Wellesley College economics professor Karl Case, co-founder of the S&P/Case-Shiller Home Price Index, says commercial real estate “absolutely” could be the next domino to fall.
“It’s not as big as residential,” he pointed out in an interview with Dan Mangru of Moneynews.
About 30 percent of U.S. loans are secured with residential real estate, compared to 13 percent for commercial real estate, Case points out.
But, “commercial real estate is quite volatile,” he says.
“I think there will be trouble in commercial real estate. I don’t think it will be nearly as big a problem for the economy to handle as residential real estate.”
Still, “you can look at the number of workers lost in the service sector, certainly the office and retail sectors,” Case says.
“And you can count the number of square feet out there. It’s inventory that doesn’t go away when you don’t fill it up.”
As a result, he says, “the value of buildings can go down very, very quickly if demand drops, vacant space builds up, and rents fall.”
As for the housing slump, “it’s a tricky question” as to whether it’s over, Case says.
“If you look at all the quantitative numbers — existing home sales, new home sales, pending home sales — all the indications of the volume of sales have been up for three to four months now. House prices are sort of the last factor, and they’re up now for two months in a row, which means I think we’re at least at something like a bottom.”
But that doesn’t answer the question of whether the recovery will be fast or slow, Case points out.
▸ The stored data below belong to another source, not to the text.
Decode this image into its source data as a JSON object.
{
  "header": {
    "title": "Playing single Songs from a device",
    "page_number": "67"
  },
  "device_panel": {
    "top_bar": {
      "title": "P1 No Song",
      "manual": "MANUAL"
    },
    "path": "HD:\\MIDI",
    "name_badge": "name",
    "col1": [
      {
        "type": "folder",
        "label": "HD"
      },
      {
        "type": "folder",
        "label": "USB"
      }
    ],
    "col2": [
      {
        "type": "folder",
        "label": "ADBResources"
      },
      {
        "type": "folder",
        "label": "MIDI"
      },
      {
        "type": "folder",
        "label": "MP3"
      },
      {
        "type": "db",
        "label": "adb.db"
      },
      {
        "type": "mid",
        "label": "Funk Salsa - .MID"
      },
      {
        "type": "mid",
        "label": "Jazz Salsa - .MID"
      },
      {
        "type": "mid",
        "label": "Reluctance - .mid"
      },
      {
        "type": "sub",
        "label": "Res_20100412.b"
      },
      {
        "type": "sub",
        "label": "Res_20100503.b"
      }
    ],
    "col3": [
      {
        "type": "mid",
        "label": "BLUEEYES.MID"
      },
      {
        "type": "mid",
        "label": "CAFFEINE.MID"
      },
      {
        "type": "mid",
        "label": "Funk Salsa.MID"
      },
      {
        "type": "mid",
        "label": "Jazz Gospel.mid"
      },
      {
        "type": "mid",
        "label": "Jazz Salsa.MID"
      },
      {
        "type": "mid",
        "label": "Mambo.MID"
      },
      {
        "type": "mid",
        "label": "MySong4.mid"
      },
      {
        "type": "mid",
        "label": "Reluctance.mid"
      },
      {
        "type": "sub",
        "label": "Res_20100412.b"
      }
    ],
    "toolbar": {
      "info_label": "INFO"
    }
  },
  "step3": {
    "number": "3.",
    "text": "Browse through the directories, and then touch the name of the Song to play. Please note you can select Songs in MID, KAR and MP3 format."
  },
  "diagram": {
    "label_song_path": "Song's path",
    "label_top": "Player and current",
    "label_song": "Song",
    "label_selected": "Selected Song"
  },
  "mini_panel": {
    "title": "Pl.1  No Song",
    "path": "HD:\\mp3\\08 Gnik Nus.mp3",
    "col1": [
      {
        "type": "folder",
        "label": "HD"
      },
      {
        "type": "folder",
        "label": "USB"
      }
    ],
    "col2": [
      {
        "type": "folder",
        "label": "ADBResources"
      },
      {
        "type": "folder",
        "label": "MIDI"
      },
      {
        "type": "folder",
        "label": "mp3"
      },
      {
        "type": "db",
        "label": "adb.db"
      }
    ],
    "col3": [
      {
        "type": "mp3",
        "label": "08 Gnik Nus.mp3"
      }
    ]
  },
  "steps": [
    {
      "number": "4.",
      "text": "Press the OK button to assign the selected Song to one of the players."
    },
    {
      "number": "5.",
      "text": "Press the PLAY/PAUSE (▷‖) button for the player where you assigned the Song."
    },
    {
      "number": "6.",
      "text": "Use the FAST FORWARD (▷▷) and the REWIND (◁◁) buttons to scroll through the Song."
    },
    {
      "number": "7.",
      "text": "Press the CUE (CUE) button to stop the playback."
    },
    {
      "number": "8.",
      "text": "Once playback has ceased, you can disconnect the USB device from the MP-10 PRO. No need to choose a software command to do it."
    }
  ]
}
“There are arguments on both sides of the recovery question.”
As for foreclosures, “we did about 5 million home sales last year, and about 1 million of them were auction sales out of bankruptcy,” Case says.
“There’s a lot more in the pipeline, and certainly the administration hasn’t unclogged that pipeline. We have to do a lot more to get it unclogged — restructuring, short sales, and get that stuff out of there.”
It will take time to clean up the foreclosures, Case says. “In fact, resets coming along next year could produce further problems for the housing market,” he says.
But Case says falling home prices are a bigger problem than foreclosures.
“If house prices stabilize from here, then the 2008-09 book of business won’t have the number of foreclosures, because the collateral will be there.”
Case says both the public and private sector need to provide solutions. “Any market mess will ultimately be cleaned up by the market. That’s what’s happening,” he notes.
Still, “until the economy itself turns around, we won’t get a complete recovery in housing.”